Tuesday 29 November 2011

2011 UCL Incidents: AC Milan and Barcelona

The following incidents occurred during the UEFA Champions League group match beween AC Milan and Barcelona on 23 November 2011. The match finished 2—3.

Application of the Laws

In the 24', AC Milan player Alberto Aquilani (red 18) recklessly kicked Barcelona's Cesc Fabregas (blue 4). Referee Wolfgang Stark correctly cautioned Aquilani.

In the 30', Referee Wolfgang Stark awarded a penalty to Barcelona. This for a foul by Aquilani on Barcelona's Xavi.

There was no caution* awarded to Aquilani (and hence Aquilani was fortunate not to be sent off for second cautionable offence), which is incorrect. Instead, a yellow card was given to AC Milan's Alessandro Nesta (red 13). The reason(s) for this is unclear. However, whether it was a case of mistaken identity or for dissent, this incident again highlights the ineffectiveness of extra assistant referees (EARs) who in this match clearly did not help the hapless referee.

* Perhaps even a red card for DOGSO
At the highest levels, the difference between whether or not an obvious goal scoring opportunity is denied can be due to a yard or two. For example, in a similar incident in a match between Real Madrid and Atletico Madrid on 26 November 2011, the Referee dismissed Atletico's goalkeeper for DOGSO (comparing the two freeze frames below, it appears that the attacking player's distance to the ball is the determining factor here ... a matter of a couple of yards?).

During the penalty kick, Barcelona's Lionel Messi should have known better than to stop at the end of his run up.
Lionel Messi stops at the end of his run up

isn't it wonderful to see so many players (especially the slighted team) who did not hesitate to display their knowledge of the updated Laws of the penalty kick. The Referee correctly ordered a retake and correctly cautioned Messi for unsporting behaviour.

AC Milan goalkeeper Christian Abbiata knows the updated Law ... how convenient!

But isn't it interesting that players ignore the Law about encroachment during penalty kicks?

During both penalty kicks, look at AC Milan's Gianluca Zambrotta (red 19). He encroaches both times.
Messi's penalty re-take (look at red 19)

The consideration is whether the Referee or his assistants would identify this encroachment had the penalty kick not been converted? Now that there are 3 match officials present during penalty kicks, it is surprising that their presence is not used optimally to help prevent encroachment. See previous post (Europa League Penalty Kicks and Encroachment).

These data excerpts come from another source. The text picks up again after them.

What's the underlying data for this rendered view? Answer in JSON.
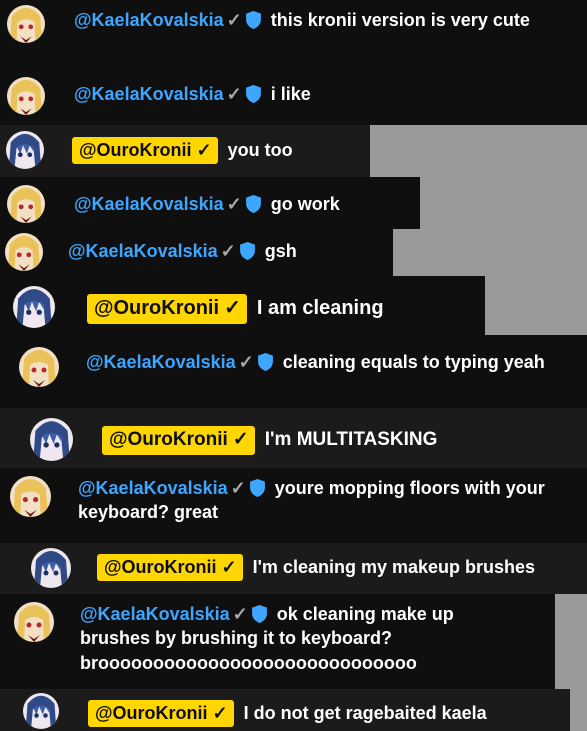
{
  "authors": {
    "kaela": "@KaelaKovalskia",
    "kronii": "@OuroKronii",
    "verified_mark": "✓"
  },
  "colors": {
    "kaela_name": "#3ea6ff",
    "owner_badge_bg": "#ffd600",
    "moderator_shield": "#3ea6ff",
    "message_bg": "#0f0f0f"
  },
  "icons": {
    "verified": "checkmark-icon",
    "moderator": "shield-icon",
    "kaela_avatar": "blonde-avatar",
    "kronii_avatar": "blue-hair-avatar"
  },
  "messages": [
    {
      "author": "kaela",
      "text": "this kronii version is very cute"
    },
    {
      "author": "kaela",
      "text": "i like"
    },
    {
      "author": "kronii",
      "text": "you too"
    },
    {
      "author": "kaela",
      "text": "go work"
    },
    {
      "author": "kaela",
      "text": "gsh"
    },
    {
      "author": "kronii",
      "text": "I am cleaning"
    },
    {
      "author": "kaela",
      "text": "cleaning equals to typing yeah"
    },
    {
      "author": "kronii",
      "text": "I'm MULTITASKING"
    },
    {
      "author": "kaela",
      "text": "youre mopping floors with your keyboard? great"
    },
    {
      "author": "kronii",
      "text": "I'm cleaning my makeup brushes"
    },
    {
      "author": "kaela",
      "text": "ok cleaning make up brushes by brushing it to keyboard? brooooooooooooooooooooooooooooo"
    },
    {
      "author": "kronii",
      "text": "I do not get ragebaited kaela"
    }
  ]
}
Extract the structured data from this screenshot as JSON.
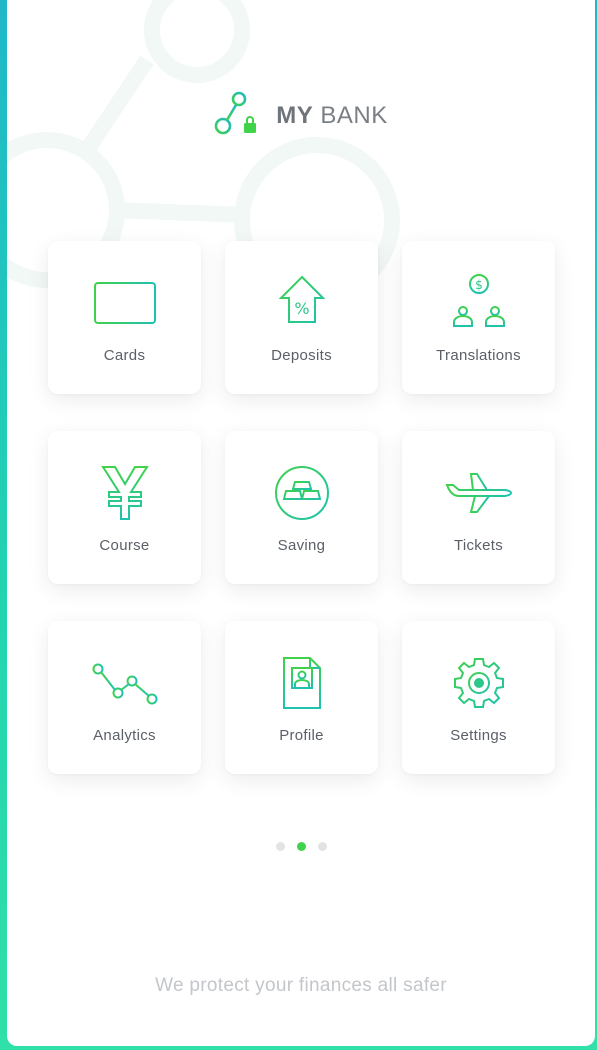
{
  "brand": {
    "name_bold": "MY",
    "name_rest": " BANK"
  },
  "tiles": [
    {
      "label": "Cards",
      "icon": "credit-card-icon"
    },
    {
      "label": "Deposits",
      "icon": "house-percent-icon"
    },
    {
      "label": "Translations",
      "icon": "money-transfer-icon"
    },
    {
      "label": "Course",
      "icon": "yen-icon"
    },
    {
      "label": "Saving",
      "icon": "gold-bars-icon"
    },
    {
      "label": "Tickets",
      "icon": "airplane-icon"
    },
    {
      "label": "Analytics",
      "icon": "line-chart-icon"
    },
    {
      "label": "Profile",
      "icon": "profile-document-icon"
    },
    {
      "label": "Settings",
      "icon": "gear-icon"
    }
  ],
  "pagination": {
    "pages": 3,
    "active": 2
  },
  "footer": {
    "text": "We protect your finances all safer"
  },
  "colors": {
    "accent_green": "#3fd24a",
    "accent_teal": "#1fb8c9"
  }
}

Application of Competition Rules

I know this is not a strict ruling, but match officials in the Champions League have an official referees kit specific to this competition. They are therefore expected to wear them. For example, here are some of the UCL referee kits:
Arsenal vs Borussia Dortmund (2011 UCL Adidas referees kit)

Bayer Leverkusen vs Chelsea (2011 UCL Adidas referees kit)

AC Milan vs Barcelona (2010 WC Adidas referees kit)

It was strange therefore to see Referee Wolfgang Stark and his team wear the 2010 World Cup Adidas referees kit. I wonder what the problem was? Did one of the match officials forget their specific UCL referees kit? But then why did the match officials also have the 2010 WC referees kit with them when they knew they were officiating in a UCL match? Or had one of the match officials not yet received his UCL referees kits?

There are particular and there are peculiar competition rules regarding referees kits, although they may not be officially documented. For instance, in the past we have seen an unwritten preference toward a certain colour of referee kit (i.e. the cyan-blue 2010 WC referees kit during the 2009-2010 Europa League competition; see Blue is the ‘New Black’ in the Europa League).

The match officials were:

Referee Wolfgang Stark (GER)
Assistant referees Jan-Hendrik Salver (GER), Mike Pickel (GER)
Fourth official Peter Gagelmann (GER)
Additional assistant referees Peter Sippel (GER), Christian Dingert (GER)

1 comment:

  1. I agree with your analysis.
    However, some points:

    - The Milan player was cautioned for complaining. To my mind - if he whistles the penalty - he must issue a yellow card. No red card, the angle was not good for the striker and he furthermore had not the ball under full control.
    - I doubt we should concentrate on which kits they wear..by the way: the reason for Stark's decision to wear the yellow kit is quite simple: the colours of the CL kits would not have been adequate for these two teams' kits. Perhaps the black one, but no purple and no green one, that's for sure. What do we learn from this? Adidas should have concentrated on colours which can be useful in football matches and not thus weird colours. Green is ok, black ok as well, however, a red or yellow one is a must.